Last Friday, there were scenes of panic outside branches of Silicon Valley Bank and Signature on as desperate customers attempted to withdraw their funds.
Along with tech businesses, the bank’s clients included a number of Napa Valley wineries which caused chaos in an industry still recovering from the effects of the devastating Tubbs Fire in 2017.
Banking shares plummeted when the stock market opened Monday morning – with Western Alliance Bancorp, Metropolitan Bank and PacWest Bancorp among the worst hit.
In an address made shortly before leaving for San Diego, California, President Joe Biden attempted to calm the chaos, telling Americans: ‘Our banking system is safe’.
He added: ‘Your deposits are safe. Let me also assure you: we will not stop at this. We’ll do whatever is needed on top of this.’
But while those with deposits held in Silicon Valley Bank are being taken care of, the President warned that shareholders and executives would not be compensated.
He said: ‘The management of these banks will be fired. Investors will not be protected. They knowingly took a risk and when the risk didn’t pay off, investors lose their money.
‘That’s how capitalism works.’
The Federal Deposit Insurance Corporation announced that it had agreed to guarantee all the deposits held by Silicon Valley Bank and restarted banking under the guise of Santa Clara Bank on Monday.
But despite Biden’s bid to reassure business and the markets, analysts remain fearful of the episode causing another financial crisis and even a recession.
Speaking on Monday, Deutsche Bank’s George Saravelos said: ‘Competition for deposits is likely to become more intense in the US Banking System, leading to an upward drift in the cost of bank-based financing and an extra layer of tightening hitting the real economy.’
Biden also faced criticism for rescuing the tech firms caught up in Silicon Valley Bank’s collapse, with former Vice President Mike Pence writing that he had performed a bailout in all but name.
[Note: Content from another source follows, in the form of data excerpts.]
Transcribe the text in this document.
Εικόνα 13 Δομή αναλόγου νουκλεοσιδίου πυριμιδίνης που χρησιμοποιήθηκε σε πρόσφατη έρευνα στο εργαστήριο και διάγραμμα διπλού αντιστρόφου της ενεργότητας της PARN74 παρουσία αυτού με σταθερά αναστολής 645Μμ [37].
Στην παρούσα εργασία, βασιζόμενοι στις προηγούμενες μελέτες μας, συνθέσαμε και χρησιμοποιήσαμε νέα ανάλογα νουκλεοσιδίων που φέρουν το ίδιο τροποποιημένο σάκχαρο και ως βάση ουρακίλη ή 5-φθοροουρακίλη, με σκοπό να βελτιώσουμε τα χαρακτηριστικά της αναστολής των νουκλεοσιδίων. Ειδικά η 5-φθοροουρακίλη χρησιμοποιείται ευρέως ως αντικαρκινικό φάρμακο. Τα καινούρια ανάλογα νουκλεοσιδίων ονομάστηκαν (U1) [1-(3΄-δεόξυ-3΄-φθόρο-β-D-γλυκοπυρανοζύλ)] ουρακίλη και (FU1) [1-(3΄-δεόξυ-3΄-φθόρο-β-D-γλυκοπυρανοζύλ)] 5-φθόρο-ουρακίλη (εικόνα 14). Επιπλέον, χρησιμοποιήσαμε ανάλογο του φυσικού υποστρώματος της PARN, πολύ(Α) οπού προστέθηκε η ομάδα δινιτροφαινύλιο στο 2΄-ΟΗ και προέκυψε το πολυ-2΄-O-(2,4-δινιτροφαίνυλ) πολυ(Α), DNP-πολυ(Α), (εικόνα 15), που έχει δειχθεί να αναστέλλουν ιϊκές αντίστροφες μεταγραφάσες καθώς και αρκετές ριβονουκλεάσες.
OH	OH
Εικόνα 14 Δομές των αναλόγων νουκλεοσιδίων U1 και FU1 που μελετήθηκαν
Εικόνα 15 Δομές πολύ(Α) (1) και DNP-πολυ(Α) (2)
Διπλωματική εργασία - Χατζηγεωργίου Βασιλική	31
Writing for DailyMail.com, Pence said: ‘Banks make foolish decisions enabled by imprudent government policies and the American people pay the price.
‘Of course, President Biden says taxpayers won’t pay for the bailout, but that is disingenuous – every American with a bank account will pay higher fees to replenish the billions spent by the FDIC to backstop failing banks.’
And on Thursday at a meeting of the Senate Finance CommitteeTreasury Secretary Janet Yellen insisted the banking system is sound and pointed out that as early as Monday SVB customers could access their money.